Жаль только, что гений его идет на убыль. Скоро поедет в Иерусалим, будет там молиться. И мать, и друзей своих начнет упрашивать, чтобы молились за него: собственных молитв покажется мало. Выпустит книгу сумасбродных писем и будет считать, что создал шедевр. Получит гневное письмо от Белинского — за то, что губит свой великий талант и вместо правды и справедливости проповедует покаяние и покорность. Но и письмо не поможет — он поддастся уговорам духовника и начнет приписывать к «Мертвым душам» «хороший конец». Увидит, что новые главы никуда не годятся, сожжет их и начнет писать снова, и опять сожжет, потому что и в этот раз у него ничего не получится, и впадет в отчаяние. Сам себя голодом уморит.
А письмо Белинского будут передавать из рук в руки. Тысячи людей перепишут его. Достоевский прочтет это письмо в кружке Петрашевского. Потом Достоевского арестуют и приговорят к смерти. Только в последнюю минуту, уже на эшафоте, объявят о царском помиловании. Смертную казнь заменят ссылкой в Сибирь. Там он создаст «Записки из мертвого дома» — мертвому дому уподоблена будет вся Россия под гнетом Романовых.
* * *
Простившись с Гоголем и Гофманом, Кафка почувствовал себя бесконечно одиноким. Не то чтобы он за этот короткий срок совсем сроднился с новыми друзьями и теперь без них жить не мог, нет, но на пару часов они сняли с его плеч тяжкий груз одиночества. На прощание обняли его, пожелали счастья и удачи.
Кафка горько улыбнулся. От смерти не уйдешь, а она не заставит себя ждать. Впрочем, как знать, может, это и есть его счастье: умереть молодым, не вкусив ни соблазнов славы, ни горечи неудач. Не изведав славословий одних, которые ничего в его книгах не поймут, и неприязни других, которые все поймут превратно.
Кафка склонился над бумагами. Он не писал, просто черкал что-то. Если он останется в живых, ему, быть может, и удастся в один прекрасный день пробудить человечество. В голове роились запоздалые мысли, которыми он не успел поделиться с собеседниками. И все же он говорил с ними откровеннее, чем даже с лучшим своим другом и ближайшим спутником. Сейчас он понимал, что забыл сказать о самом важном: «Когда я был молод и еще не так болен, я писал роман „Америка“. Я никогда не был в Соединенных Штатах, но получилось похоже: вымысел во многом совпал с действительностью». Он тогда страшно рассердился на издательство из-за оформления: художник изобразил на обложке взаправдашнюю нью-йоркскую гавань, статую Свободы и множество кораблей, больших и поменьше. Теперь, вспоминая свой давний гнев, он только улыбнулся. А какой веселый мог бы получиться роман! Там был грандиозный передвижной цирк, где, словно в насмешку над всеобщей безработицей, каждый желающий мог получить работу. И все должно было кончаться вольными странствиями: герои колесят по безграничным просторам. Радостная была бы книга, счастливая. А «Процесс», что же, это уже страх перед приговором. Тот самый страх, от которого Гоголь в голодной смерти спасения искал. А в «Замке» — там уже утешение: все-таки дозволение на жительство после стольких мытарств. Так по крайней мере хотелось бы дописать.

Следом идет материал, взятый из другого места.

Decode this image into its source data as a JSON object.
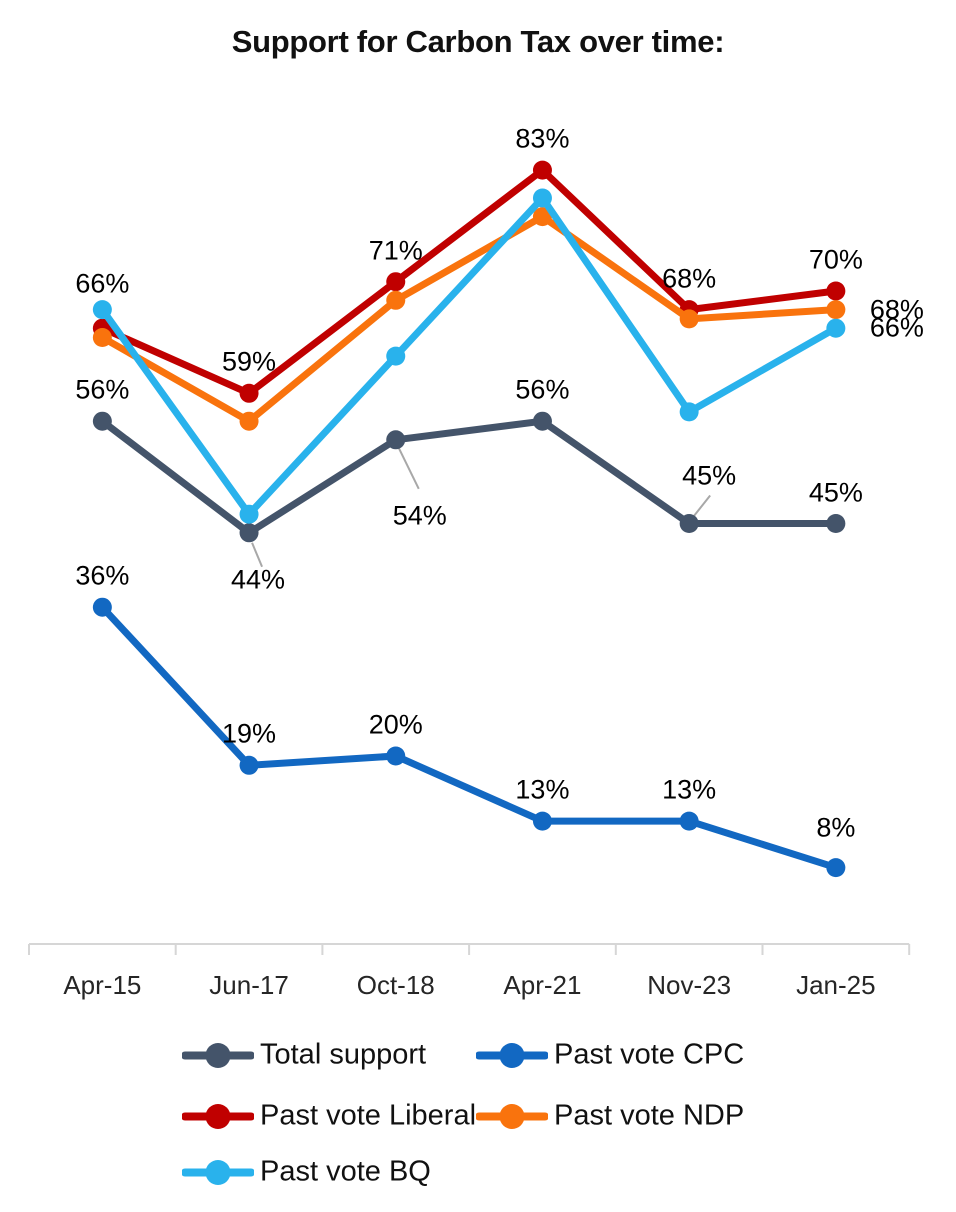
{
  "title": "Support for Carbon Tax over time:",
  "chart_data": {
    "type": "line",
    "title": "Support for Carbon Tax over time:",
    "categories": [
      "Apr-15",
      "Jun-17",
      "Oct-18",
      "Apr-21",
      "Nov-23",
      "Jan-25"
    ],
    "series": [
      {
        "name": "Total support",
        "color": "#44546A",
        "values": [
          56,
          44,
          54,
          56,
          45,
          45
        ],
        "label_pos": [
          "above",
          "below-leader",
          "below-right-leader",
          "above",
          "above-right-leader",
          "above"
        ]
      },
      {
        "name": "Past vote CPC",
        "color": "#1268C2",
        "values": [
          36,
          19,
          20,
          13,
          13,
          8
        ],
        "label_pos": [
          "above",
          "above",
          "above",
          "above",
          "above",
          "above-high"
        ]
      },
      {
        "name": "Past vote Liberal",
        "color": "#C00000",
        "values": [
          66,
          59,
          71,
          83,
          68,
          70
        ],
        "label_pos": [
          "above-far",
          "above",
          "above",
          "above",
          "above",
          "above"
        ]
      },
      {
        "name": "Past vote NDP",
        "color": "#F9730D",
        "values": [
          65,
          56,
          69,
          78,
          67,
          68
        ],
        "label_pos": [
          null,
          null,
          null,
          null,
          null,
          "right"
        ]
      },
      {
        "name": "Past vote BQ",
        "color": "#29B2EC",
        "values": [
          68,
          46,
          63,
          80,
          57,
          66
        ],
        "label_pos": [
          null,
          null,
          null,
          null,
          null,
          "right"
        ]
      }
    ],
    "label_format": "{value}%",
    "ylim": [
      0,
      100
    ],
    "grid": false,
    "y_axis_shown": false,
    "legend_position": "bottom",
    "axis_color": "#D6D6D6",
    "leader_line_color": "#A8A8A8",
    "label_color": "#000000"
  }
}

Да, вот в «Америке» было что-то, что понятно людям. Этого и надо было держаться. «Если книгу твою не понимают — сам виноват». Кто это сказал? Гоголь? Гофман? Не все написано для всех и каждого, но в хорошей книге каждый находит что-то свое, предназначенное только ему…
— Вот ты где! — Грозный окрик отца оборвал его размышления. — Нет, вы на него полюбуйтесь? Мы его все ждем, обед стынет, а он тут чем занимается?! — Отец бросил презрительный взгляд на бумаги. Кафка торопливо все собрал. «Ничего страшного, — успокаивал он себя, — пообедаю сегодня два раза». Отца он боялся панически и слушался безропотно.
* * *
Гоголь сошел с поезда, подхватил свой пухлый саквояж и направился к пограничному контролю. Уж сколько он путешествовал, но всякий раз, когда на границе у него проверяли бумаги, ему делалось не по себе, будто вот-вот должны его уличить бог весть в каких грехах. Полный чиновник с лицом скорее приятным, чем нелюбезным, простукал штампы и вернул ему паспорт. Недолгий путь до почтовой станции Гоголь проделал со смешанным чувством: гордости, что вступает в необъятные пределы своей отчизны, и страха, точно сам себя добровольно ведет в тюрьму. Станция помещалась в невзрачном домишке, но все же это было государственное учреждение, о чем внятно напоминал с вывески двуглавый царский орел.